Plasmatechnologie zur Luftreinigung

Um diese überschüssigen Schadstoffe aus der Luft zu entfernen, kommt ein Plasmagerät zum Einsatz. Dieses Gerät saugt die Luft an, durchzieht sie mit einem Plasmagas, das die Schadstoffe chemisch abbaut, und filtert die Abbauprodukte durch Aktivkohlefilter. Diese Methode stellt sicher, dass keine schädlichen Gase aus dem Gerät entweichen.

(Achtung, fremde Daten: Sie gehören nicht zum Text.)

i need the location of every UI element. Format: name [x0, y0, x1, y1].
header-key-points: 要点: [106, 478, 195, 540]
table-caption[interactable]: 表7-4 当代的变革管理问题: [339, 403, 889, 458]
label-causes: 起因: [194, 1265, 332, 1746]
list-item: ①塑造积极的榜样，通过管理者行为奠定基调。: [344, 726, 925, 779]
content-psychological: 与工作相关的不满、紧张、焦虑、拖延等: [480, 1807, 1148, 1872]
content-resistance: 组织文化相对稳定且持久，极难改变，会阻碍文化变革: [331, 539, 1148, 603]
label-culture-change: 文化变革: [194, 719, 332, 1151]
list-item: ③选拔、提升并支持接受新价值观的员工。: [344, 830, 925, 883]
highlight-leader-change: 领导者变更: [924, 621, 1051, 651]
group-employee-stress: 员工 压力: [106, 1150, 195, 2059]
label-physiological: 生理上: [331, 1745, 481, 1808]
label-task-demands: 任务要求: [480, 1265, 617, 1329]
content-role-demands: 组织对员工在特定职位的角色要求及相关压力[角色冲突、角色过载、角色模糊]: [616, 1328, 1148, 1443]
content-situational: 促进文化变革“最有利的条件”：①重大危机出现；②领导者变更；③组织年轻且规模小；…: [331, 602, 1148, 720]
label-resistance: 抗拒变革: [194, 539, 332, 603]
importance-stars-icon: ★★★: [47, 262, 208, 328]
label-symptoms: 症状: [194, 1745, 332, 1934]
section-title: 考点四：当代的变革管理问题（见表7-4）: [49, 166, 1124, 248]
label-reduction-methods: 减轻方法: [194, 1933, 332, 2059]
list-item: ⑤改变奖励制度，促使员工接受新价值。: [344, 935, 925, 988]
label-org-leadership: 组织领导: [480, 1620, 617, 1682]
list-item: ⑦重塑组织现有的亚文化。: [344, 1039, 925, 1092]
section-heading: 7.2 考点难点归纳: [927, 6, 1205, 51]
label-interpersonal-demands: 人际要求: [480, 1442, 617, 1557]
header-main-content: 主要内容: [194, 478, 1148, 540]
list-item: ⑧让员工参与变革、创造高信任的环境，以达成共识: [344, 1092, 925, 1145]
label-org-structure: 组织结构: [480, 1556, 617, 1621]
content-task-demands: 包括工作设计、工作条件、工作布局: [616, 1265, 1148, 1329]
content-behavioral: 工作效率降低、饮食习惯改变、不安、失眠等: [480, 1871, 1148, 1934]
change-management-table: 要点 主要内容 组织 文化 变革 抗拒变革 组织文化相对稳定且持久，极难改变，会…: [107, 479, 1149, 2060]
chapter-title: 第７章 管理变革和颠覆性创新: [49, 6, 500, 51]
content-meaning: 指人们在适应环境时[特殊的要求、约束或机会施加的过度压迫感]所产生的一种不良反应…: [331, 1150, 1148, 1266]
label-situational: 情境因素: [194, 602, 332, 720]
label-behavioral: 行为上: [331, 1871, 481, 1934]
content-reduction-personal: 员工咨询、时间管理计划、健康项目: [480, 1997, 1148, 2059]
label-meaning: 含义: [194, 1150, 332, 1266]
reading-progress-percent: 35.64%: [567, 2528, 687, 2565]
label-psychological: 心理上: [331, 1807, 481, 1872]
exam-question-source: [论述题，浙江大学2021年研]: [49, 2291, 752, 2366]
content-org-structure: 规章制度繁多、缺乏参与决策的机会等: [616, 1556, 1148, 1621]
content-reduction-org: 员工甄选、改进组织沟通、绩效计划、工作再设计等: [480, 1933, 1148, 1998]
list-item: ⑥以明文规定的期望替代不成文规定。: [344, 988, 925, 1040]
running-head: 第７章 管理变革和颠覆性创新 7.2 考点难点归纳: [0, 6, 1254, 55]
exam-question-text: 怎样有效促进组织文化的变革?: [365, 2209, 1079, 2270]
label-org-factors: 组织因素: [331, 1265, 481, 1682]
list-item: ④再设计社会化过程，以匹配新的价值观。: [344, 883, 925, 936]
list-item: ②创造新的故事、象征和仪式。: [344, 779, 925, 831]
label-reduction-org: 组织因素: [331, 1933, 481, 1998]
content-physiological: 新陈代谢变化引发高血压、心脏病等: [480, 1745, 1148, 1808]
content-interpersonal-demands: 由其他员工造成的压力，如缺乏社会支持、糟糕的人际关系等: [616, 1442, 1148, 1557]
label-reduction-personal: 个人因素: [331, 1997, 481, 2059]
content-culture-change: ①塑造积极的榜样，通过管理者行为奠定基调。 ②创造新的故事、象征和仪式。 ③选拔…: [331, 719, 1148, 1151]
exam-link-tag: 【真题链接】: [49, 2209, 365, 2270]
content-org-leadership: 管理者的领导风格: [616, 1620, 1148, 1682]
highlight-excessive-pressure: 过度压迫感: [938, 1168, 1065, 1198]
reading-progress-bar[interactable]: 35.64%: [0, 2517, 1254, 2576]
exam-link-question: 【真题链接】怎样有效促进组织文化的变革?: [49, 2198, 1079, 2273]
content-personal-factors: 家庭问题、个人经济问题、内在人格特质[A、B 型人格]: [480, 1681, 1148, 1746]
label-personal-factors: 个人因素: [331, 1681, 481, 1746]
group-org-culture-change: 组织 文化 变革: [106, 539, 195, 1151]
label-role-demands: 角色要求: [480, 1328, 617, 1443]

Erste Erfolge und Praxistests

Erste Laboruntersuchungen zeigen vielversprechende Ergebnisse. Die praktische Erprobung findet derzeit im kontaminierten Dachgeschoss der historischen Thürlmühle im Freilichtmuseum Glentleiten statt. Prof. Ralf Kilian von der Kulturerbeforschung betont, dass gerade historische Bauten häufig mit gefährlichen Holzschutzmitteln belastet sind. Die bisherigen Tests konnten die Schadstoffkonzentration auf ein Drittel reduzieren. Weitere Tests mit dickerer Lasur und Langzeituntersuchungen sollen die Wirksamkeit und Stabilität der Cyclodextrin-Schicht überprüfen.

Zukunftsperspektiven

Die CycloPlasma-Technologie bietet ein flexibles Baukastenprinzip zur Sanierung kontaminierter Holzkonstruktionen. Die Forschenden haben die Rezeptur zum Patent angemeldet und arbeiten an der Erweiterung der Methode für andere Baumaterialien wie Beton und Estriche. Potenzielle Industriepartner sind eingeladen, die Technologie weiter zu erforschen und anzuwenden. Diese nachhaltige Lösung könnte nicht nur bei Gebäuden, sondern auch bei der Restaurierung von Holzmöbeln und Holzobjekten eingesetzt werden.

Die CycloPlasma-Technologie verspricht, eine kosteneffiziente, nachhaltige und denkmalgerechte Lösung für die Sanierung von mit Lindan und PCP belasteten Holzkonstruktionen zu sein. Sie ermöglicht es, historische und öffentliche Gebäude sicher und gesund zu erhalten.